What this PR does / why we need it:

Often when a pod does not end up on the node a user expects, the instinct is to assume some bug in the scheduler code. In reality, it is likely that other plugins are influencing the scheduling decision by increasing the score of a certain node. While the scheduler currently can log every score for every plugin at V(10), this is usually much more information than is needed at a verbosity that is much higher than practical, especially in high-usage or production clusters. Thus, the key information can be distilled to show:

what plugins were most influential in this scheduling decision
how those plugins compare to other influential plugins
why one node's score may be less than another's even under assumed ideal conditions

This adds a section to the scheduler's prioritizeNodes function that breaks down the top N (currently 3) scoring plugins for each node, and shows that information alongside the average score for each of those plugins across all nodes.
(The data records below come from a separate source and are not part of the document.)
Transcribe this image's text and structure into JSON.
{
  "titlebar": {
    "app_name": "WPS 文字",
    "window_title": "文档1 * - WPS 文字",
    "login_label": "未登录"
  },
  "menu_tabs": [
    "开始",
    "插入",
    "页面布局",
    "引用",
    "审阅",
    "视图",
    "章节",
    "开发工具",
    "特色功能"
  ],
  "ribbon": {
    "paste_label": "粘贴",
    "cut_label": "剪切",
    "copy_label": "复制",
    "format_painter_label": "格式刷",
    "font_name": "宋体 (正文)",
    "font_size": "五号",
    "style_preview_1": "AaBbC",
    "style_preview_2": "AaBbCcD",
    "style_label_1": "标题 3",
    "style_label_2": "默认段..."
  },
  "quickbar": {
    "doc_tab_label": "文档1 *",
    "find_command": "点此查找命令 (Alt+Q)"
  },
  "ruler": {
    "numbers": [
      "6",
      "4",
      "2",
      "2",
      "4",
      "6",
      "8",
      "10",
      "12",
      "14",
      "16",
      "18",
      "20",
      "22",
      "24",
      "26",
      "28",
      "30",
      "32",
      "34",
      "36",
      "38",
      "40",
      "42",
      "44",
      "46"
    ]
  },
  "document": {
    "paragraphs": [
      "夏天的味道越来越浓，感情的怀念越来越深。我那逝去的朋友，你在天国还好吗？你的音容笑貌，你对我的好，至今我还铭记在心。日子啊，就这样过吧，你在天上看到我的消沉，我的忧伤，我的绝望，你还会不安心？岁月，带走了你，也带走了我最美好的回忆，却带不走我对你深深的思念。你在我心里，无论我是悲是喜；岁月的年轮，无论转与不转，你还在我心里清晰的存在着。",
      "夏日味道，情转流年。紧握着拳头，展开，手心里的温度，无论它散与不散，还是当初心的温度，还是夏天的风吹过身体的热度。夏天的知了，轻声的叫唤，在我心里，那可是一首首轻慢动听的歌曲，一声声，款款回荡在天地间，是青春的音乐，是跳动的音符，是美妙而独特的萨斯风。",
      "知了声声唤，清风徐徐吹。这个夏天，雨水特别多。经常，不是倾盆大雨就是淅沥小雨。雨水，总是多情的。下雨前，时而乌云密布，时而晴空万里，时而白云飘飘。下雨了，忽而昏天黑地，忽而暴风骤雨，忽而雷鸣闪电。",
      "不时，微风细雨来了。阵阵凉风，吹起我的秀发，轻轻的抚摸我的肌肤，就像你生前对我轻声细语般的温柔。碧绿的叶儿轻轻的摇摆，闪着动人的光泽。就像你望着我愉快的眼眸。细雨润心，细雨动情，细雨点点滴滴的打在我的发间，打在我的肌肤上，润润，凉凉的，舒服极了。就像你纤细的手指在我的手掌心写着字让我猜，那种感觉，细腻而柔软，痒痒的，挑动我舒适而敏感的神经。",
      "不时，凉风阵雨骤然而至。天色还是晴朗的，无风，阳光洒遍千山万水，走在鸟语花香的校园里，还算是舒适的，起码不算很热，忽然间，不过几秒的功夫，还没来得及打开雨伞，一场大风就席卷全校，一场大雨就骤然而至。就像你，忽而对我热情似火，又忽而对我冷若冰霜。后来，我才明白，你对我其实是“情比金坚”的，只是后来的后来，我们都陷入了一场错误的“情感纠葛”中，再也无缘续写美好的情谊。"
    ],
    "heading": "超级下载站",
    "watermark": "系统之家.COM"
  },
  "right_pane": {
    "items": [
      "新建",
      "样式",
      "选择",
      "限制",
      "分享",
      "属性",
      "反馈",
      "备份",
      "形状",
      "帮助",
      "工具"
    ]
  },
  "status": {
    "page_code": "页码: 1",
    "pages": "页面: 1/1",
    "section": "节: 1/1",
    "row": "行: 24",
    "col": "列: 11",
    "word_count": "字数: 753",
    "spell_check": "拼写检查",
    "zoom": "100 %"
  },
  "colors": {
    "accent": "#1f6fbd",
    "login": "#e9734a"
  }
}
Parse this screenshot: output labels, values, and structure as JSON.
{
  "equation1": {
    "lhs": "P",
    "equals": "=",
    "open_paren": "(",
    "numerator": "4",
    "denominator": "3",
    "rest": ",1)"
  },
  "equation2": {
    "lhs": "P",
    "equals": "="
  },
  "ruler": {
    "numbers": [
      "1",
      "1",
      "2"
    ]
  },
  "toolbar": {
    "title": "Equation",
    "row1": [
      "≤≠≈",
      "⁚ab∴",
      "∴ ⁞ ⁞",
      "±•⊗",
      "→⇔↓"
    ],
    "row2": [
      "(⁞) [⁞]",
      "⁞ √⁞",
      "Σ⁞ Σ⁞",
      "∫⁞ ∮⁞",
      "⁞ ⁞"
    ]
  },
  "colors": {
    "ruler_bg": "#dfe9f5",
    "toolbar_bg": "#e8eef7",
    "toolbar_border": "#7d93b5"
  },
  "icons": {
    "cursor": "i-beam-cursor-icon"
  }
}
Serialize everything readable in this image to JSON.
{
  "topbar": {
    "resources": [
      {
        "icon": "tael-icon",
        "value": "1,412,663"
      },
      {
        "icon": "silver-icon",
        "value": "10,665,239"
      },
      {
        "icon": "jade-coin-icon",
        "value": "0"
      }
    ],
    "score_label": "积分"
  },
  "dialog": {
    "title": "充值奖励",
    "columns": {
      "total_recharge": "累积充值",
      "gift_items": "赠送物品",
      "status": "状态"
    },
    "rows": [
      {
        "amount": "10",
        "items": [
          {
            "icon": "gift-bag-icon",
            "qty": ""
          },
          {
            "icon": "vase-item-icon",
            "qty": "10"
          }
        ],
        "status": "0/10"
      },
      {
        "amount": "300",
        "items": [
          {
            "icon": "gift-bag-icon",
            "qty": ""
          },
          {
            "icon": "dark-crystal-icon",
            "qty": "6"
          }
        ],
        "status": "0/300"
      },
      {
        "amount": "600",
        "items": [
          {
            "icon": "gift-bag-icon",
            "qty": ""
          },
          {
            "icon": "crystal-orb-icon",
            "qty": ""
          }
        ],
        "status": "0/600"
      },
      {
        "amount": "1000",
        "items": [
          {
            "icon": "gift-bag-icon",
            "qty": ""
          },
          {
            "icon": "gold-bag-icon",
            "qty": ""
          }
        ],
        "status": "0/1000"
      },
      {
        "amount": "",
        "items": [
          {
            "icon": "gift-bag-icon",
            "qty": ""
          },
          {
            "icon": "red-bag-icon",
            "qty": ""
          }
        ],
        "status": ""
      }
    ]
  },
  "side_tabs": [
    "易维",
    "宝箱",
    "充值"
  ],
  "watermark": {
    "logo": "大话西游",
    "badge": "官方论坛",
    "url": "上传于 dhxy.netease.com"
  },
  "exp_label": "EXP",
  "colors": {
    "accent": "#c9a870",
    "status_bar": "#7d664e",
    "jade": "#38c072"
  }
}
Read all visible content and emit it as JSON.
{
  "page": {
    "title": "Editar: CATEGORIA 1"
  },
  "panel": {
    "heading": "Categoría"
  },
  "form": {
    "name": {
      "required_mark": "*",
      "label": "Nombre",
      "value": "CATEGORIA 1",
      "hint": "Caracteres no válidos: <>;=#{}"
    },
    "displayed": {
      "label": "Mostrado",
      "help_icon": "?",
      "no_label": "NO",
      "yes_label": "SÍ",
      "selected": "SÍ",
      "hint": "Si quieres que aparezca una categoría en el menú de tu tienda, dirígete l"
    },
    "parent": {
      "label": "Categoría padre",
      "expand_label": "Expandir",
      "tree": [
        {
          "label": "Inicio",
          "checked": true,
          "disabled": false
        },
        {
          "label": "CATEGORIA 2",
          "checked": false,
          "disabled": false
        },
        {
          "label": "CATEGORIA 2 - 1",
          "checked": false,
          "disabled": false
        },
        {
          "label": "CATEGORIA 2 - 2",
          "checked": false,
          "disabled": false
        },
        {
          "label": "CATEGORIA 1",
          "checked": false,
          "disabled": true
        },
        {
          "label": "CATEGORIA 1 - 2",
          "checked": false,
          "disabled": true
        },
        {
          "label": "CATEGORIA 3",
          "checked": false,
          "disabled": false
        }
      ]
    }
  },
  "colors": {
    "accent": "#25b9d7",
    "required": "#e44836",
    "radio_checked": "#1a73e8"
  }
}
The benefit to this is that it is less verbose than what we currently log at V(10) (every plugin score for every node), so it can be shown at a lower log level while still providing insights into scheduling decisions.

The output looks like this:

$ kubectl create -f ~/demo-pod.yaml
pod/mypodcn84p created

$ kubectl logs pod/kube-scheduler-kind-control-plane2 -n kube-system -c kube-scheduler | grep mypodcn84p
I0224 21:04:52.359490       1 eventhandlers.go:164] "Add event for unscheduled pod" pod="default/mypodcn84p"
I0224 21:04:53.475906       1 scheduling_queue.go:805] "About to try and schedule pod" pod="default/mypodcn84p"
I0224 21:04:53.475919       1 scheduler.go:457] "Attempting to schedule pod" pod="default/mypodcn84p"
I0224 21:04:53.479045       1 generic_scheduler.go:490] "Top 3 plugins for pod on node" pod="default/mypodcn84p" node="kind-worker2" scores=[{Plugin:NodePreferAvoidPods Score:1000000 AverageScore:1e+06} {Plugin:PodTopologySpread Score:200 AverageScore:200} {Plugin:InterPodAffinity Score:100 AverageScore:52.333333333333336}]
I0224 21:04:53.479440       1 generic_scheduler.go:490] "Top 3 plugins for pod on node" pod="default/mypodcn84p" node="kind-worker" scores=[{Plugin:NodePreferAvoidPods Score:1000000 AverageScore:1e+06} {Plugin:PodTopologySpread Score:200 AverageScore:200} {Plugin:TaintToleration Score:100 AverageScore:66.66666666666667}]
I0224 21:04:53.479495       1 generic_scheduler.go:490] "Top 3 plugins for pod on node" pod="default/mypodcn84p" node="kind-worker3" scores=[{Plugin:NodePreferAvoidPods Score:1000000 AverageScore:1e+06} {Plugin:PodTopologySpread Score:200 AverageScore:200} {Plugin:TaintToleration Score:100 AverageScore:66.66666666666667}]
I0224 21:04:53.479508       1 generic_scheduler.go:540] "Calculated node's final score for pod" pod="default/mypodcn84p" node="kind-worker2" score=1000486
I0224 21:04:53.479914       1 generic_scheduler.go:540] "Calculated node's final score for pod" pod="default/mypodcn84p" node="kind-worker" score=1000554
I0224 21:04:53.479949       1 generic_scheduler.go:540] "Calculated node's final score for pod" pod="default/mypodcn84p" node="kind-worker3" score=1000529
I0224 21:04:53.480367       1 default_binder.go:51] "Attempting to bind pod to node" pod="default/mypodcn84p" node="kind-worker"
I0224 21:04:53.492108       1 eventhandlers.go:201] "Delete event for unscheduled pod" pod="default/mypodcn84p"
I0224 21:04:53.492157       1 eventhandlers.go:221] "Add event for scheduled pod" pod="default/mypodcn84p"
I0224 21:04:53.510055       1 scheduler.go:602] "Successfully bound pod to node" pod="default/mypodcn84p" node="kind-worker" evaluatedNodes=6 feasibleNodes=3

Which issue(s) this PR fixes:

Ref #91633

Special notes for your reviewer:

Does this PR introduce a user-facing change?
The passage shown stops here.